- The Washington Times - Wednesday, September 28, 2016

A top state-level Republican questioned how Alicia Machado, the former Venezuelan beauty queen who says Donald Trump demeaned her, became a U.S. citizen this year, given a checkered past that included allegations of threatening a judge and involvement in a drive-by shooting.

Ms. Machado was not convicted in those incidents, but her credibility as an anti-Trump messenger has come under scrutiny after Democratic presidential nominee Hillary Clinton highlighted her story at Monday’s presidential debate, and the Clinton campaign hosted a press conference call for Ms. Machado to continue her attacks Tuesday.

“Her using Alicia Machado to try to malign Trump is another example of the system being broken,” Arizona Republican Party Chairman Robert Graham said. “Machado threatens to kill a judge, she’s a suspect in a drive-by shooting, she has known relations with a drug cartel boss Beltrán Leyval and she still becomes a U.S. citizen.”

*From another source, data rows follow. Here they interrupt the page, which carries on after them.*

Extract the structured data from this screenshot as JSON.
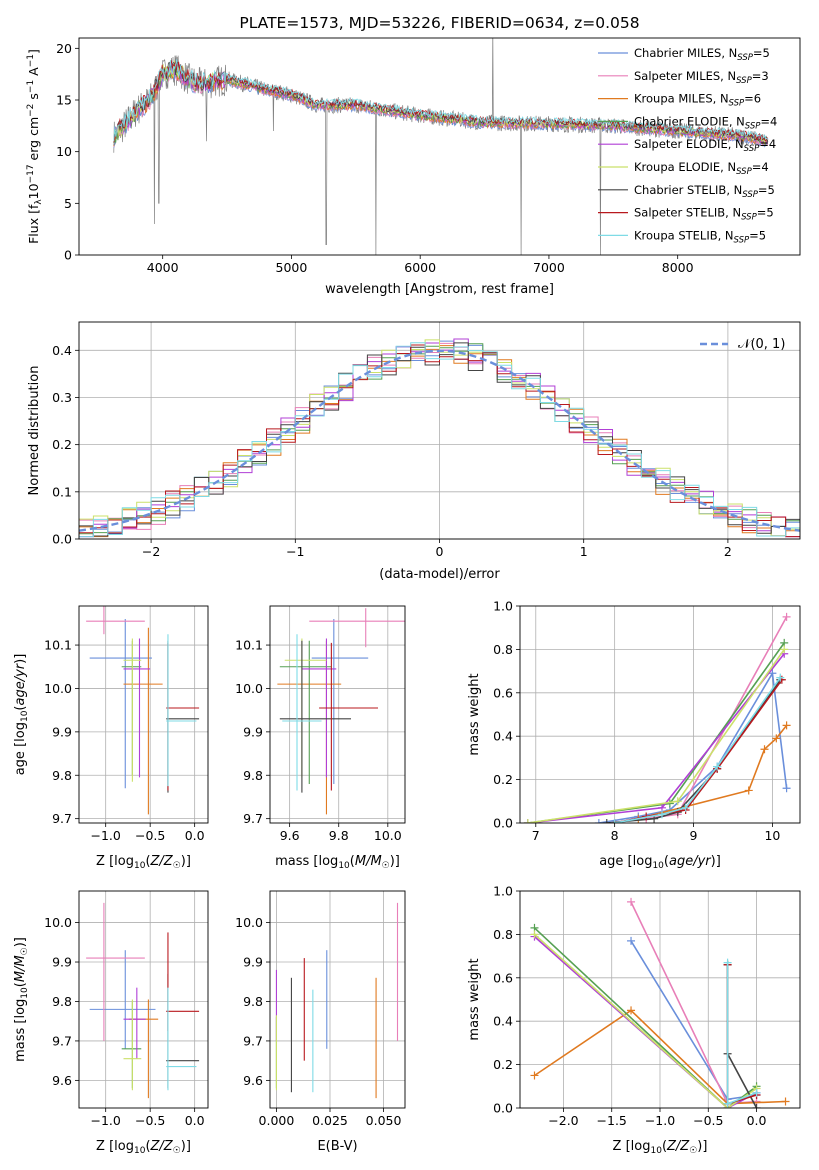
{
  "colors": {
    "series": [
      "#6a8fdb",
      "#e87fb8",
      "#e07a20",
      "#56a053",
      "#b03fd6",
      "#cbe16a",
      "#444444",
      "#b8191e",
      "#7fdbe6"
    ],
    "gauss": "#6a8fdb"
  },
  "chart_data": [
    {
      "id": "spectrum",
      "type": "line",
      "title": "PLATE=1573, MJD=53226, FIBERID=0634, z=0.058",
      "xlabel": "wavelength [Angstrom, rest frame]",
      "ylabel": "Flux [f_λ 10^-17 erg cm^-2 s^-1 A^-1]",
      "xlim": [
        3350,
        8950
      ],
      "ylim": [
        0,
        21
      ],
      "xticks": [
        4000,
        5000,
        6000,
        7000,
        8000
      ],
      "yticks": [
        0,
        5,
        10,
        15,
        20
      ],
      "grid": false,
      "legend_position": "top-right",
      "legend": [
        {
          "name": "Chabrier MILES",
          "nssp": "5"
        },
        {
          "name": "Salpeter MILES",
          "nssp": "3"
        },
        {
          "name": "Kroupa MILES",
          "nssp": "6"
        },
        {
          "name": "Chabrier ELODIE",
          "nssp": "4"
        },
        {
          "name": "Salpeter ELODIE",
          "nssp": "4"
        },
        {
          "name": "Kroupa ELODIE",
          "nssp": "4"
        },
        {
          "name": "Chabrier STELIB",
          "nssp": "5"
        },
        {
          "name": "Salpeter STELIB",
          "nssp": "5"
        },
        {
          "name": "Kroupa STELIB",
          "nssp": "5"
        }
      ],
      "continuum": [
        [
          3620,
          11.5
        ],
        [
          3700,
          12.5
        ],
        [
          3800,
          14
        ],
        [
          3900,
          15
        ],
        [
          4000,
          17.5
        ],
        [
          4100,
          18
        ],
        [
          4200,
          17
        ],
        [
          4300,
          16.5
        ],
        [
          4500,
          17
        ],
        [
          4800,
          16
        ],
        [
          5000,
          15.5
        ],
        [
          5200,
          14.5
        ],
        [
          5500,
          14.5
        ],
        [
          6000,
          13.5
        ],
        [
          6500,
          12.8
        ],
        [
          7000,
          12.7
        ],
        [
          7500,
          12.5
        ],
        [
          8000,
          12
        ],
        [
          8500,
          11.5
        ],
        [
          8700,
          11
        ]
      ]
    },
    {
      "id": "residuals",
      "type": "histogram",
      "xlabel": "(data-model)/error",
      "ylabel": "Normed distribution",
      "xlim": [
        -2.5,
        2.5
      ],
      "ylim": [
        0,
        0.46
      ],
      "xticks": [
        -2,
        -1,
        0,
        1,
        2
      ],
      "yticks": [
        0.0,
        0.1,
        0.2,
        0.3,
        0.4
      ],
      "grid": true,
      "legend_position": "top-right",
      "gauss_label": "𝒩(0, 1)",
      "bin_width": 0.1
    },
    {
      "id": "age-vs-Z",
      "type": "errorbar",
      "xlabel": "Z [log10(Z/Z☉)]",
      "ylabel": "age  [log10(age/yr)]",
      "xlim": [
        -1.3,
        0.15
      ],
      "ylim": [
        9.69,
        10.19
      ],
      "xticks": [
        -1.0,
        -0.5,
        0.0
      ],
      "yticks": [
        9.7,
        9.8,
        9.9,
        10.0,
        10.1
      ],
      "grid": true,
      "points": [
        {
          "x": -0.78,
          "xerr": [
            0.4,
            0.3
          ],
          "y": 10.07,
          "yerr": [
            0.3,
            0.09
          ]
        },
        {
          "x": -1.02,
          "xerr": [
            0.2,
            0.46
          ],
          "y": 10.155,
          "yerr": [
            0.03,
            0.07
          ]
        },
        {
          "x": -0.52,
          "xerr": [
            0.28,
            0.16
          ],
          "y": 10.01,
          "yerr": [
            0.3,
            0.13
          ]
        },
        {
          "x": -0.7,
          "xerr": [
            0.12,
            0.1
          ],
          "y": 10.05,
          "yerr": [
            0.25,
            0.06
          ]
        },
        {
          "x": -0.62,
          "xerr": [
            0.18,
            0.12
          ],
          "y": 10.045,
          "yerr": [
            0.25,
            0.07
          ]
        },
        {
          "x": -0.7,
          "xerr": [
            0.1,
            0.1
          ],
          "y": 10.065,
          "yerr": [
            0.28,
            0.05
          ]
        },
        {
          "x": -0.3,
          "xerr": [
            0.02,
            0.35
          ],
          "y": 9.93,
          "yerr": [
            0.17,
            0.18
          ]
        },
        {
          "x": -0.3,
          "xerr": [
            0.02,
            0.35
          ],
          "y": 9.955,
          "yerr": [
            0.19,
            0.15
          ]
        },
        {
          "x": -0.3,
          "xerr": [
            0.02,
            0.32
          ],
          "y": 9.925,
          "yerr": [
            0.15,
            0.2
          ]
        }
      ]
    },
    {
      "id": "age-vs-mass",
      "type": "errorbar",
      "xlabel": "mass [log10(M/M☉)]",
      "ylabel": "",
      "xlim": [
        9.52,
        10.07
      ],
      "ylim": [
        9.69,
        10.19
      ],
      "xticks": [
        9.6,
        9.8,
        10.0
      ],
      "yticks": [
        9.7,
        9.8,
        9.9,
        10.0,
        10.1
      ],
      "grid": true,
      "points": [
        {
          "x": 9.78,
          "xerr": [
            0.09,
            0.14
          ],
          "y": 10.07,
          "yerr": [
            0.29,
            0.09
          ]
        },
        {
          "x": 9.91,
          "xerr": [
            0.23,
            0.21
          ],
          "y": 10.155,
          "yerr": [
            0.06,
            0.03
          ]
        },
        {
          "x": 9.75,
          "xerr": [
            0.2,
            0.06
          ],
          "y": 10.01,
          "yerr": [
            0.3,
            0.1
          ]
        },
        {
          "x": 9.68,
          "xerr": [
            0.12,
            0.09
          ],
          "y": 10.05,
          "yerr": [
            0.27,
            0.06
          ]
        },
        {
          "x": 9.75,
          "xerr": [
            0.1,
            0.04
          ],
          "y": 10.045,
          "yerr": [
            0.25,
            0.07
          ]
        },
        {
          "x": 9.65,
          "xerr": [
            0.07,
            0.1
          ],
          "y": 10.065,
          "yerr": [
            0.27,
            0.05
          ]
        },
        {
          "x": 9.65,
          "xerr": [
            0.09,
            0.2
          ],
          "y": 9.93,
          "yerr": [
            0.17,
            0.18
          ]
        },
        {
          "x": 9.77,
          "xerr": [
            0.05,
            0.19
          ],
          "y": 9.955,
          "yerr": [
            0.19,
            0.15
          ]
        },
        {
          "x": 9.63,
          "xerr": [
            0.06,
            0.1
          ],
          "y": 9.925,
          "yerr": [
            0.16,
            0.2
          ]
        }
      ]
    },
    {
      "id": "massweight-vs-age",
      "type": "line",
      "xlabel": "age  [log10(age/yr)]",
      "ylabel": "mass weight",
      "xlim": [
        6.8,
        10.35
      ],
      "ylim": [
        0,
        1
      ],
      "xticks": [
        7,
        8,
        9,
        10
      ],
      "yticks": [
        0.0,
        0.2,
        0.4,
        0.6,
        0.8,
        1.0
      ],
      "grid": true,
      "series": [
        {
          "x": [
            7.8,
            8.3,
            8.7,
            9.3,
            10.0,
            10.18
          ],
          "y": [
            0.0,
            0.03,
            0.06,
            0.26,
            0.69,
            0.16
          ]
        },
        {
          "x": [
            8.4,
            8.8,
            10.18
          ],
          "y": [
            0.02,
            0.04,
            0.95
          ]
        },
        {
          "x": [
            8.3,
            9.7,
            9.9,
            10.05,
            10.18
          ],
          "y": [
            0.02,
            0.15,
            0.34,
            0.39,
            0.45
          ]
        },
        {
          "x": [
            6.9,
            8.7,
            10.15
          ],
          "y": [
            0.0,
            0.09,
            0.83
          ]
        },
        {
          "x": [
            6.9,
            8.6,
            10.15
          ],
          "y": [
            0.0,
            0.07,
            0.78
          ]
        },
        {
          "x": [
            6.9,
            8.8,
            10.15
          ],
          "y": [
            0.0,
            0.1,
            0.8
          ]
        },
        {
          "x": [
            7.9,
            8.5,
            8.8,
            9.3,
            10.1
          ],
          "y": [
            0.0,
            0.02,
            0.05,
            0.25,
            0.66
          ]
        },
        {
          "x": [
            8.0,
            8.4,
            8.9,
            9.3,
            10.12
          ],
          "y": [
            0.0,
            0.03,
            0.06,
            0.25,
            0.66
          ]
        },
        {
          "x": [
            8.0,
            8.6,
            8.9,
            9.3,
            10.1
          ],
          "y": [
            0.0,
            0.04,
            0.07,
            0.26,
            0.67
          ]
        }
      ]
    },
    {
      "id": "mass-vs-Z",
      "type": "errorbar",
      "xlabel": "Z [log10(Z/Z☉)]",
      "ylabel": "mass [log10(M/M☉)]",
      "xlim": [
        -1.3,
        0.15
      ],
      "ylim": [
        9.53,
        10.08
      ],
      "xticks": [
        -1.0,
        -0.5,
        0.0
      ],
      "yticks": [
        9.6,
        9.7,
        9.8,
        9.9,
        10.0
      ],
      "grid": true,
      "points": [
        {
          "x": -0.78,
          "xerr": [
            0.4,
            0.34
          ],
          "y": 9.78,
          "yerr": [
            0.1,
            0.15
          ]
        },
        {
          "x": -1.02,
          "xerr": [
            0.2,
            0.46
          ],
          "y": 9.91,
          "yerr": [
            0.21,
            0.14
          ]
        },
        {
          "x": -0.52,
          "xerr": [
            0.22,
            0.11
          ],
          "y": 9.755,
          "yerr": [
            0.2,
            0.05
          ]
        },
        {
          "x": -0.7,
          "xerr": [
            0.12,
            0.1
          ],
          "y": 9.68,
          "yerr": [
            0.1,
            0.12
          ]
        },
        {
          "x": -0.65,
          "xerr": [
            0.15,
            0.1
          ],
          "y": 9.755,
          "yerr": [
            0.1,
            0.08
          ]
        },
        {
          "x": -0.7,
          "xerr": [
            0.1,
            0.1
          ],
          "y": 9.655,
          "yerr": [
            0.08,
            0.15
          ]
        },
        {
          "x": -0.3,
          "xerr": [
            0.02,
            0.35
          ],
          "y": 9.65,
          "yerr": [
            0.07,
            0.22
          ]
        },
        {
          "x": -0.3,
          "xerr": [
            0.02,
            0.35
          ],
          "y": 9.775,
          "yerr": [
            0.05,
            0.2
          ]
        },
        {
          "x": -0.3,
          "xerr": [
            0.02,
            0.32
          ],
          "y": 9.635,
          "yerr": [
            0.06,
            0.2
          ]
        }
      ]
    },
    {
      "id": "mass-vs-ebv",
      "type": "errorbar",
      "xlabel": "E(B-V)",
      "ylabel": "",
      "xlim": [
        -0.003,
        0.06
      ],
      "ylim": [
        9.53,
        10.08
      ],
      "xticks": [
        0.0,
        0.025,
        0.05
      ],
      "yticks": [
        9.6,
        9.7,
        9.8,
        9.9,
        10.0
      ],
      "grid": true,
      "points": [
        {
          "x": 0.0235,
          "y": 9.78,
          "yerr": [
            0.1,
            0.15
          ]
        },
        {
          "x": 0.0565,
          "y": 9.91,
          "yerr": [
            0.21,
            0.14
          ]
        },
        {
          "x": 0.0465,
          "y": 9.755,
          "yerr": [
            0.2,
            0.105
          ]
        },
        {
          "x": 0.0,
          "y": 9.68,
          "yerr": [
            0.1,
            0.08
          ]
        },
        {
          "x": 0.0,
          "y": 9.8,
          "yerr": [
            0.1,
            0.08
          ]
        },
        {
          "x": 0.0,
          "y": 9.655,
          "yerr": [
            0.08,
            0.11
          ]
        },
        {
          "x": 0.007,
          "y": 9.7,
          "yerr": [
            0.13,
            0.16
          ]
        },
        {
          "x": 0.013,
          "y": 9.78,
          "yerr": [
            0.13,
            0.13
          ]
        },
        {
          "x": 0.017,
          "y": 9.7,
          "yerr": [
            0.13,
            0.13
          ]
        }
      ]
    },
    {
      "id": "massweight-vs-Z",
      "type": "line",
      "xlabel": "Z [log10(Z/Z☉)]",
      "ylabel": "mass weight",
      "xlim": [
        -2.45,
        0.45
      ],
      "ylim": [
        0,
        1
      ],
      "xticks": [
        -2.0,
        -1.5,
        -1.0,
        -0.5,
        0.0
      ],
      "yticks": [
        0.0,
        0.2,
        0.4,
        0.6,
        0.8,
        1.0
      ],
      "grid": true,
      "series": [
        {
          "x": [
            -1.3,
            -0.3,
            0.0
          ],
          "y": [
            0.77,
            0.04,
            0.06
          ]
        },
        {
          "x": [
            -1.3,
            -0.3,
            0.0
          ],
          "y": [
            0.95,
            0.02,
            0.03
          ]
        },
        {
          "x": [
            -2.3,
            -1.3,
            -0.3,
            0.3
          ],
          "y": [
            0.15,
            0.45,
            0.02,
            0.03
          ]
        },
        {
          "x": [
            -2.3,
            -0.3,
            0.0
          ],
          "y": [
            0.83,
            0.0,
            0.1
          ]
        },
        {
          "x": [
            -2.3,
            -0.3,
            0.0
          ],
          "y": [
            0.79,
            0.0,
            0.07
          ]
        },
        {
          "x": [
            -2.3,
            -0.3,
            0.0
          ],
          "y": [
            0.8,
            0.0,
            0.09
          ]
        },
        {
          "x": [
            -0.3,
            -0.3,
            0.0
          ],
          "y": [
            0.66,
            0.25,
            0.0
          ]
        },
        {
          "x": [
            -0.3,
            -0.3,
            0.0
          ],
          "y": [
            0.66,
            0.02,
            0.06
          ]
        },
        {
          "x": [
            -0.3,
            -0.3,
            0.0
          ],
          "y": [
            0.67,
            0.02,
            0.07
          ]
        }
      ]
    }
  ]
}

The Associated Press reported in 1998 that Ms. Machado was seen speeding away in a car with her boyfriend after a murder outside a church in Venezuela. After the boyfriend was indicted for attempted murder, the judge in the case went on national television and said Ms. Machado threatened to kill him.

On CNN Tuesday anchor Anderson Cooper asked about the accusations, saying “Trump surrogates” were raising the issue. Ms. Machado brushed them aside.

“I have my past. Of course. Everybody has. Everybody has a past. And I’m not a saint girl,” Ms. Machado told CNN.

“That moment in Venezuela was wrong, was another speculation about my life because I’m a really famous person in my country, because I’m an actress there,” she said.

Democrats have seized on Ms. Machado as the latest example of Mr. Trump being rude to women and demeaning to Latinos — the GOP nominee allegedly also called Ms. Machado “Miss Housekeeping.”

Ms. Machado says Mr. Trump was mean to her after she won the 1996 title at the Miss Universe pageant owned by the billionaire businessman. She says he called her “Miss Piggy” and he made her attend a public gym workout session to demonstrate she was trying to get back into shape.

She says that rudeness harmed her self esteem. She became a U.S. citizen in August and said she was eager to vote against Mr. Trump.

Immigrant-rights group America’s Voice said Ms. Machado’s story “cut right to the heart of Trump and Trumpism” by exposing the GOP nominee as anathema to a pluralistic America.

“This is a moment of truth for who we are as a nation,” said Frank Sharry, executive director of the group.